The 2020 Awards, streamed from Glyndebourne, were watched by 330,000 households worldwide. For a second year, the Awards are presented in association with Apple MusicE Gutzwiller et Cie, Banquiers and, as charity partner, Help Musicians. The Awards will be streamed on Gramophone’s website, YouTube and Facebook channels, by Medici.tv and by Classic FM.

This year, a number of new awards will be presented: ‘Piano’ breaks away from ‘Instrumental’ in its own category, and ‘Instrumental’ now recognises solo performances on any instrument other than the piano. ‘Solo Vocal’ is renamed ‘Song’, and ‘Recital’ becomes ‘Voice & Ensemble’. 

A new award celebrating Apple Music’s Spatial Audio joins the categories this year. It will recognise the outstanding Dolby Atmos recordings and audio technology that have changed the way we hear music. With Spatial Audio, the sound surrounds you, coming not just from left and right but also from above, in front, and behind you. 

The new ‘Spatial Audio’ category sees albums from Gramophone’s current Orchestra of the Year, The Philadelphia Orchestra, alongside the LA Philharmonic, London Symphony Orchestra, Staatskapelle Berlin, the pianist Piotr Anderszewski and the choral group Stile Antico lined-up to find the most impressive deployment of this new audio technology. 

This year’s inaugural winner will be revealed on 5th October. The artist and label awards will be also revealed during the ceremony, including the 2021 ‘Orchestra of the Year’, presented with Apple Music, our ‘Artist of the Year’ (sponsored by Raymond Weil) and ‘Label of the Year’ award.

Among the numerous recordings in contention in the ‘Orchestral’ category are two rarely recorded, complete symphony cycles: the four of Franz Schmidt from the Frankfurt RSO and Paavo Järvi (Deutsche Grammophon) and the four of Charles Ives from the LA Philharmonic and Gustavo Dudamel (also DG), as well as two albums from John Wilson and his Sinfonia of London. A number of previous Gramophone Award winners vie for the ‘Early Music’ Award: The Tallis Scholars, Concerto Italiano and Les Arts Florissants.
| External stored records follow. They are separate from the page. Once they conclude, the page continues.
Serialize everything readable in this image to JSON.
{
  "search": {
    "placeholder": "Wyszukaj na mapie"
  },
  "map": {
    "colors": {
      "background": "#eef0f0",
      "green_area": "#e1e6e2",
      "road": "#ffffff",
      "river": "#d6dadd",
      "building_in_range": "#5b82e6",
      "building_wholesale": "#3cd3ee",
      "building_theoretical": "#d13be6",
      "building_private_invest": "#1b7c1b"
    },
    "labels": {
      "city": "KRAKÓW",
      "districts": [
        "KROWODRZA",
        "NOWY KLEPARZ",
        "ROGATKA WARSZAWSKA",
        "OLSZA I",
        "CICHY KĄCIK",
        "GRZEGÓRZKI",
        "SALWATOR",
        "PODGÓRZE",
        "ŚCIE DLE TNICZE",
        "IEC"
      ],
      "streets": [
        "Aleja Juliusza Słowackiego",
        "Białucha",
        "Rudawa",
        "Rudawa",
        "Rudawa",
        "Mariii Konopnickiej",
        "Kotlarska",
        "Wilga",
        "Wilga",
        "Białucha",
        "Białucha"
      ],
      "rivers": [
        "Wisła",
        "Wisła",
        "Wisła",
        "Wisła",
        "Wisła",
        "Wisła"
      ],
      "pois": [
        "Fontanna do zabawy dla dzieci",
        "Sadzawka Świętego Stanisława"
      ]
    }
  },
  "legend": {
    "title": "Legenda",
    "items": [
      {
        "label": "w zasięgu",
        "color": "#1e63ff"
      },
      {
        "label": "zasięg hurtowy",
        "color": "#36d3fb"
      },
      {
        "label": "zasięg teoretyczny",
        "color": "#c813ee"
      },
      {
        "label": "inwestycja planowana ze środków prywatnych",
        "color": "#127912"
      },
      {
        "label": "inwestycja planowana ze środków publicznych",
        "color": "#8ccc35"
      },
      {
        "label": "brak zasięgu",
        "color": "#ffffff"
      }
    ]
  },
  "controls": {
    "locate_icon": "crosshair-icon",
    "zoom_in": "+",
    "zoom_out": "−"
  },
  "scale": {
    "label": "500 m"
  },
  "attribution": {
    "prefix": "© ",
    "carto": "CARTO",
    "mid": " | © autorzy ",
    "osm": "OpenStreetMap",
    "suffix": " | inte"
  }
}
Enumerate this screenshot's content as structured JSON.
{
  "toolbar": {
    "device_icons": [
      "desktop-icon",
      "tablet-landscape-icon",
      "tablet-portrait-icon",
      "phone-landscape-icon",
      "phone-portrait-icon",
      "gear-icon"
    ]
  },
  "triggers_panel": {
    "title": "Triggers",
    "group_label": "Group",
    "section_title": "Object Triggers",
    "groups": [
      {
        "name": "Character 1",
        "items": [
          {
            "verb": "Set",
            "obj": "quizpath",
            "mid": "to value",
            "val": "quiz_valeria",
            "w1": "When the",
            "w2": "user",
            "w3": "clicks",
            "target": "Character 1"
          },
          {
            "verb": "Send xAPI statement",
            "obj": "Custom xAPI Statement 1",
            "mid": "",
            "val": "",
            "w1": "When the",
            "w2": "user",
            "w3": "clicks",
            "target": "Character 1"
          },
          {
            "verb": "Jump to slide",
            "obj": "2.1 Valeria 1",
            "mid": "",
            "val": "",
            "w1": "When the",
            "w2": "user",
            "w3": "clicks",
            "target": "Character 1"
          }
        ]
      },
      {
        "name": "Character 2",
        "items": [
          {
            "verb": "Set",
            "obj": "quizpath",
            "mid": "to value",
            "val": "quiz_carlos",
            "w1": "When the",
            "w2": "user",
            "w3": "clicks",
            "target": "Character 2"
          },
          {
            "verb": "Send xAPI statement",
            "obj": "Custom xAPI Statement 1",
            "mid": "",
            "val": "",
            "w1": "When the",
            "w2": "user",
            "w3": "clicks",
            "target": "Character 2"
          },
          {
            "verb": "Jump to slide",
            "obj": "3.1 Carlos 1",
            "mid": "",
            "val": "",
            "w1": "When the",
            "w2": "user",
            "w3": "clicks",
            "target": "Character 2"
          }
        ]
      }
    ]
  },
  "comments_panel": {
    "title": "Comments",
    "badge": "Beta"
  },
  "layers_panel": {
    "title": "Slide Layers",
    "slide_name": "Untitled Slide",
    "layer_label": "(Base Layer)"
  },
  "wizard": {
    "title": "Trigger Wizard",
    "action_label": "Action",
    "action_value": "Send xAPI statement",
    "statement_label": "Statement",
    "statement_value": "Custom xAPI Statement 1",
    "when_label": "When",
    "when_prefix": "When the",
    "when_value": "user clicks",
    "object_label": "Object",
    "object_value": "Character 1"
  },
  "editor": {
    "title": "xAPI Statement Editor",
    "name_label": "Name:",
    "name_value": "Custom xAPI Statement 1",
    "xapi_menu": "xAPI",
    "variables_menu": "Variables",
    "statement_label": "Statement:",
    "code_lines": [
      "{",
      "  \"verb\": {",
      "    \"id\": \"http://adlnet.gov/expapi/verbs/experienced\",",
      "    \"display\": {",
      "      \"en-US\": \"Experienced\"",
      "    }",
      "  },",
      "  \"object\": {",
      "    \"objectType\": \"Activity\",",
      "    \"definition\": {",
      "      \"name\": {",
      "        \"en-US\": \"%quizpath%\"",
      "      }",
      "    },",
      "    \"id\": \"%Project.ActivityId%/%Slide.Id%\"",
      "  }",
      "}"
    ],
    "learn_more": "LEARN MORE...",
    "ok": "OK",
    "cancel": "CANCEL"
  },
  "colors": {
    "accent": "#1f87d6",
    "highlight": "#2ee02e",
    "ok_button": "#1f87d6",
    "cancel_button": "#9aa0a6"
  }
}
In the ‘Contemporary’ category (sponsored by PPL and PRS for Music), the six composers in contention are Louis Andriessen, Michael Finnissy, Liza Lim, John Pickard, Christopher Rouse and Francisco Coll.

This year’s all-female line-up competing for the ‘Song’ award finds albums by Jamie Barton, Jodie Devos, last year’s Young Artist Natalya Romaniw, Sabine Devieilhe, Fatma Said and Anna Prohaska in competition, while the ‘Voice & Ensemble’ category comprises aria albums from Lise Davidsen, Ermonela Jaho, Michael Spyres & Lawrence Brownlee, and Ludovic Tézier, orchestral songs from Sandrine Piau and Mahler’s Das Lied von der Erde with Dame Sarah Connolly and Robert Dean Smith.

All 72 reviews can be read in Gramophone’s now very popular annual ‘digi-mag’ which is available from today via Gramophone’s website.

James Jolly, Gramophone’s Editor-in-Chief says, ‘More than ever, recorded music has formed a larger part of our musical diets, and this year’s shortlist is impressive in its range and depth. As always, the familiar and the less so are celebrated and the line-up of musicians is characteristically international and of the highest calibre. I’m delighted that Isata Kanneh-Mason will be joining me for the Awards stream next month, a pianist we have celebrated in our pages for her two striking albums on Decca.’